The remaining question really, is what is all that miniaturization actually for, especially as you can’t get the thing to sit flat on a desk with the cable connectors being heavier than the actual unit. The Pi 3 is already small enough. My reason for doing a Pi Zero in addition to the 3 was to see how it worked, and if you have the same idea of experimentation, then it’s fine. But you don’t really need a player this small. That said, I can plug it into a serious audio system and it is the equal of any other component I put in there - the CD player, turntable, etc. But it has to go through a DAC to achieve that - all Pi models are sonically lousy if you rely on line out.

My “Porchlumio” uses a Raspberry Pi 3 ($30+sd card and power supply), Volumio ($donate), mica speakers 42x ($90), a Lepai 2020 amp ($25), a no name USB DAC dongle from Amazon ($6) + speaker cable and a 3.5 to RCA cable. Works great. Won’t rock out the neighbors, but I can hear it from the hammock anywhere in the yard. I have a friend who has used those class D amp boards and likes them, but the Lepai amps are so cheap, it’s hard to argue with them. They do ok as long as you get one that plays. The Micca speakers aren’t great, but they work fine. They did ok for computer sound in my classroom, and for how cheap they are I can’t complain.

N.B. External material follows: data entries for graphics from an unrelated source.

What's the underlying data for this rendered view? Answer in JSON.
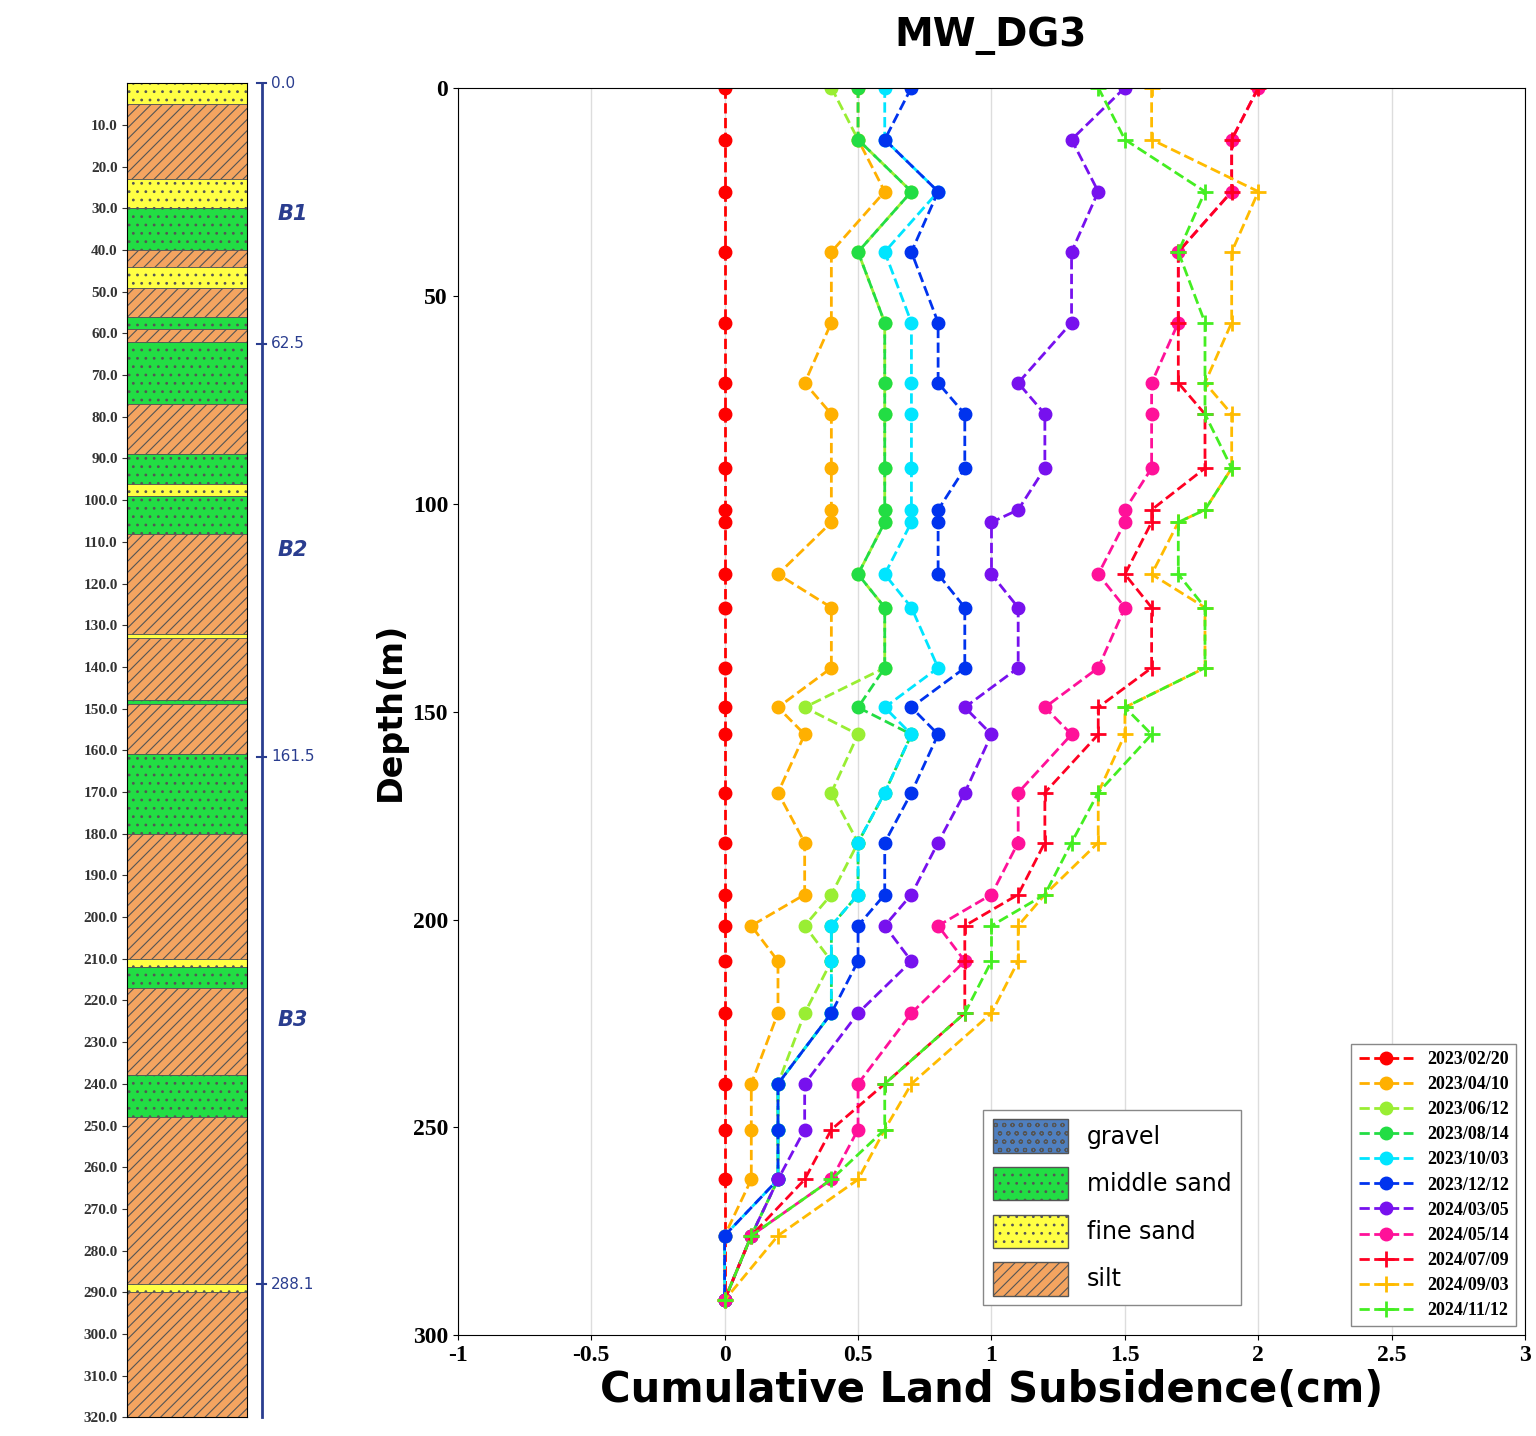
{
  "chart_data": [
    {
      "type": "column",
      "ylim": [
        320,
        0
      ],
      "yticks": [
        {
          "value": 10,
          "label": "10.0"
        },
        {
          "value": 20,
          "label": "20.0"
        },
        {
          "value": 30,
          "label": "30.0"
        },
        {
          "value": 40,
          "label": "40.0"
        },
        {
          "value": 50,
          "label": "50.0"
        },
        {
          "value": 60,
          "label": "60.0"
        },
        {
          "value": 70,
          "label": "70.0"
        },
        {
          "value": 80,
          "label": "80.0"
        },
        {
          "value": 90,
          "label": "90.0"
        },
        {
          "value": 100,
          "label": "100.0"
        },
        {
          "value": 110,
          "label": "110.0"
        },
        {
          "value": 120,
          "label": "120.0"
        },
        {
          "value": 130,
          "label": "130.0"
        },
        {
          "value": 140,
          "label": "140.0"
        },
        {
          "value": 150,
          "label": "150.0"
        },
        {
          "value": 160,
          "label": "160.0"
        },
        {
          "value": 170,
          "label": "170.0"
        },
        {
          "value": 180,
          "label": "180.0"
        },
        {
          "value": 190,
          "label": "190.0"
        },
        {
          "value": 200,
          "label": "200.0"
        },
        {
          "value": 210,
          "label": "210.0"
        },
        {
          "value": 220,
          "label": "220.0"
        },
        {
          "value": 230,
          "label": "230.0"
        },
        {
          "value": 240,
          "label": "240.0"
        },
        {
          "value": 250,
          "label": "250.0"
        },
        {
          "value": 260,
          "label": "260.0"
        },
        {
          "value": 270,
          "label": "270.0"
        },
        {
          "value": 280,
          "label": "280.0"
        },
        {
          "value": 290,
          "label": "290.0"
        },
        {
          "value": 300,
          "label": "300.0"
        },
        {
          "value": 310,
          "label": "310.0"
        },
        {
          "value": 320,
          "label": "320.0"
        }
      ],
      "layers": [
        {
          "top": 0,
          "bottom": 5,
          "lithology": "fine sand"
        },
        {
          "top": 5,
          "bottom": 23,
          "lithology": "silt"
        },
        {
          "top": 23,
          "bottom": 30,
          "lithology": "fine sand"
        },
        {
          "top": 30,
          "bottom": 40,
          "lithology": "middle sand"
        },
        {
          "top": 40,
          "bottom": 44,
          "lithology": "silt"
        },
        {
          "top": 44,
          "bottom": 49,
          "lithology": "fine sand"
        },
        {
          "top": 49,
          "bottom": 56,
          "lithology": "silt"
        },
        {
          "top": 56,
          "bottom": 59,
          "lithology": "middle sand"
        },
        {
          "top": 59,
          "bottom": 62,
          "lithology": "silt"
        },
        {
          "top": 62,
          "bottom": 77,
          "lithology": "middle sand"
        },
        {
          "top": 77,
          "bottom": 89,
          "lithology": "silt"
        },
        {
          "top": 89,
          "bottom": 96,
          "lithology": "middle sand"
        },
        {
          "top": 96,
          "bottom": 99,
          "lithology": "fine sand"
        },
        {
          "top": 99,
          "bottom": 108,
          "lithology": "middle sand"
        },
        {
          "top": 108,
          "bottom": 132,
          "lithology": "silt"
        },
        {
          "top": 132,
          "bottom": 133,
          "lithology": "fine sand"
        },
        {
          "top": 133,
          "bottom": 148,
          "lithology": "silt"
        },
        {
          "top": 148,
          "bottom": 149,
          "lithology": "middle sand"
        },
        {
          "top": 149,
          "bottom": 161,
          "lithology": "silt"
        },
        {
          "top": 161,
          "bottom": 180,
          "lithology": "middle sand"
        },
        {
          "top": 180,
          "bottom": 210,
          "lithology": "silt"
        },
        {
          "top": 210,
          "bottom": 212,
          "lithology": "fine sand"
        },
        {
          "top": 212,
          "bottom": 217,
          "lithology": "middle sand"
        },
        {
          "top": 217,
          "bottom": 238,
          "lithology": "silt"
        },
        {
          "top": 238,
          "bottom": 248,
          "lithology": "middle sand"
        },
        {
          "top": 248,
          "bottom": 288,
          "lithology": "silt"
        },
        {
          "top": 288,
          "bottom": 290,
          "lithology": "fine sand"
        },
        {
          "top": 290,
          "bottom": 320,
          "lithology": "silt"
        }
      ],
      "boundaries": [
        {
          "value": 0,
          "label": "0.0"
        },
        {
          "value": 62.5,
          "label": "62.5"
        },
        {
          "value": 161.5,
          "label": "161.5"
        },
        {
          "value": 288.1,
          "label": "288.1"
        }
      ],
      "units": [
        {
          "name": "B1",
          "top": 0,
          "bottom": 62.5
        },
        {
          "name": "B2",
          "top": 62.5,
          "bottom": 161.5
        },
        {
          "name": "B3",
          "top": 161.5,
          "bottom": 288.1
        }
      ],
      "legend_entries": [
        {
          "name": "gravel",
          "color": "#4f7fbf"
        },
        {
          "name": "middle sand",
          "color": "#22dd44"
        },
        {
          "name": "fine sand",
          "color": "#ffff44"
        },
        {
          "name": "silt",
          "color": "#f4a460"
        }
      ]
    },
    {
      "type": "line",
      "title": "MW_DG3",
      "xlabel": "Cumulative Land Subsidence(cm)",
      "ylabel": "Depth(m)",
      "xlim": [
        -1,
        3
      ],
      "xticks": [
        -1,
        -0.5,
        0,
        0.5,
        1,
        1.5,
        2,
        2.5,
        3
      ],
      "ylim": [
        300,
        0
      ],
      "yticks": [
        0,
        50,
        100,
        150,
        200,
        250,
        300
      ],
      "grid": true,
      "legend": "lower right",
      "y": [
        0,
        12.5,
        25,
        39.5,
        56.5,
        71,
        78.5,
        91.5,
        101.5,
        104.5,
        117,
        125,
        139.5,
        149,
        155.5,
        169.5,
        181.5,
        194,
        201.5,
        210,
        222.5,
        239.5,
        250.5,
        262.5,
        276,
        291.5
      ],
      "series": [
        {
          "name": "2023/02/20",
          "color": "#ff0000",
          "marker": "circle",
          "line_style": "dashed",
          "values": [
            0,
            0,
            0,
            0,
            0,
            0,
            0,
            0,
            0,
            0,
            0,
            0,
            0,
            0,
            0,
            0,
            0,
            0,
            0,
            0,
            0,
            0,
            0,
            0,
            0,
            0
          ]
        },
        {
          "name": "2023/04/10",
          "color": "#ffb000",
          "marker": "circle",
          "line_style": "dashed",
          "values": [
            0.5,
            0.5,
            0.6,
            0.4,
            0.4,
            0.3,
            0.4,
            0.4,
            0.4,
            0.4,
            0.2,
            0.4,
            0.4,
            0.2,
            0.3,
            0.2,
            0.3,
            0.3,
            0.1,
            0.2,
            0.2,
            0.1,
            0.1,
            0.1,
            0,
            0
          ]
        },
        {
          "name": "2023/06/12",
          "color": "#99ee33",
          "marker": "circle",
          "line_style": "dashed",
          "values": [
            0.4,
            0.5,
            0.7,
            0.5,
            0.6,
            0.6,
            0.6,
            0.6,
            0.6,
            0.6,
            0.5,
            0.6,
            0.6,
            0.3,
            0.5,
            0.4,
            0.5,
            0.4,
            0.3,
            0.4,
            0.3,
            0.2,
            0.2,
            0.2,
            0.1,
            0
          ]
        },
        {
          "name": "2023/08/14",
          "color": "#22dd44",
          "marker": "circle",
          "line_style": "dashed",
          "values": [
            0.5,
            0.5,
            0.7,
            0.5,
            0.6,
            0.6,
            0.6,
            0.6,
            0.6,
            0.6,
            0.5,
            0.6,
            0.6,
            0.5,
            0.7,
            0.6,
            0.5,
            0.5,
            0.4,
            0.4,
            0.4,
            0.2,
            0.2,
            0.2,
            0.1,
            0
          ]
        },
        {
          "name": "2023/10/03",
          "color": "#00e5ff",
          "marker": "circle",
          "line_style": "dashed",
          "values": [
            0.6,
            0.6,
            0.8,
            0.6,
            0.7,
            0.7,
            0.7,
            0.7,
            0.7,
            0.7,
            0.6,
            0.7,
            0.8,
            0.6,
            0.7,
            0.6,
            0.5,
            0.5,
            0.4,
            0.4,
            0.4,
            0.2,
            0.2,
            0.2,
            0,
            0
          ]
        },
        {
          "name": "2023/12/12",
          "color": "#0033ee",
          "marker": "circle",
          "line_style": "dashed",
          "values": [
            0.7,
            0.6,
            0.8,
            0.7,
            0.8,
            0.8,
            0.9,
            0.9,
            0.8,
            0.8,
            0.8,
            0.9,
            0.9,
            0.7,
            0.8,
            0.7,
            0.6,
            0.6,
            0.5,
            0.5,
            0.4,
            0.2,
            0.2,
            0.2,
            0,
            0
          ]
        },
        {
          "name": "2024/03/05",
          "color": "#7711ee",
          "marker": "circle",
          "line_style": "dashed",
          "values": [
            1.5,
            1.3,
            1.4,
            1.3,
            1.3,
            1.1,
            1.2,
            1.2,
            1.1,
            1.0,
            1.0,
            1.1,
            1.1,
            0.9,
            1.0,
            0.9,
            0.8,
            0.7,
            0.6,
            0.7,
            0.5,
            0.3,
            0.3,
            0.2,
            0.1,
            0
          ]
        },
        {
          "name": "2024/05/14",
          "color": "#ff1199",
          "marker": "circle",
          "line_style": "dashed",
          "values": [
            2.0,
            1.9,
            1.9,
            1.7,
            1.7,
            1.6,
            1.6,
            1.6,
            1.5,
            1.5,
            1.4,
            1.5,
            1.4,
            1.2,
            1.3,
            1.1,
            1.1,
            1.0,
            0.8,
            0.9,
            0.7,
            0.5,
            0.5,
            0.4,
            0.1,
            0
          ]
        },
        {
          "name": "2024/07/09",
          "color": "#ff0022",
          "marker": "plus",
          "line_style": "dashed",
          "values": [
            2.0,
            1.9,
            1.9,
            1.7,
            1.7,
            1.7,
            1.8,
            1.8,
            1.6,
            1.6,
            1.5,
            1.6,
            1.6,
            1.4,
            1.4,
            1.2,
            1.2,
            1.1,
            0.9,
            0.9,
            0.9,
            0.6,
            0.4,
            0.3,
            0.1,
            0
          ]
        },
        {
          "name": "2024/09/03",
          "color": "#ffbb00",
          "marker": "plus",
          "line_style": "dashed",
          "values": [
            1.6,
            1.6,
            2.0,
            1.9,
            1.9,
            1.8,
            1.9,
            1.9,
            1.8,
            1.7,
            1.6,
            1.8,
            1.8,
            1.5,
            1.5,
            1.4,
            1.4,
            1.2,
            1.1,
            1.1,
            1.0,
            0.7,
            0.6,
            0.5,
            0.2,
            0
          ]
        },
        {
          "name": "2024/11/12",
          "color": "#44ee22",
          "marker": "plus",
          "line_style": "dashed",
          "values": [
            1.4,
            1.5,
            1.8,
            1.7,
            1.8,
            1.8,
            1.8,
            1.9,
            1.8,
            1.7,
            1.7,
            1.8,
            1.8,
            1.5,
            1.6,
            1.4,
            1.3,
            1.2,
            1.0,
            1.0,
            0.9,
            0.6,
            0.6,
            0.4,
            0.1,
            0
          ]
        }
      ]
    }
  ]
}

We’ll see how a few months of below freezing nights treat them. If start Volumio and open my window, I can hear they’re still going at 14F.

You don’t mention it so I’ll check. You understand the Volumio is designed to pull music off a hard drive somewhere on your network either through wifi or ethernet? If you are planning on plugging a drive directly into the Pi, I would also budget for a powered USB hub.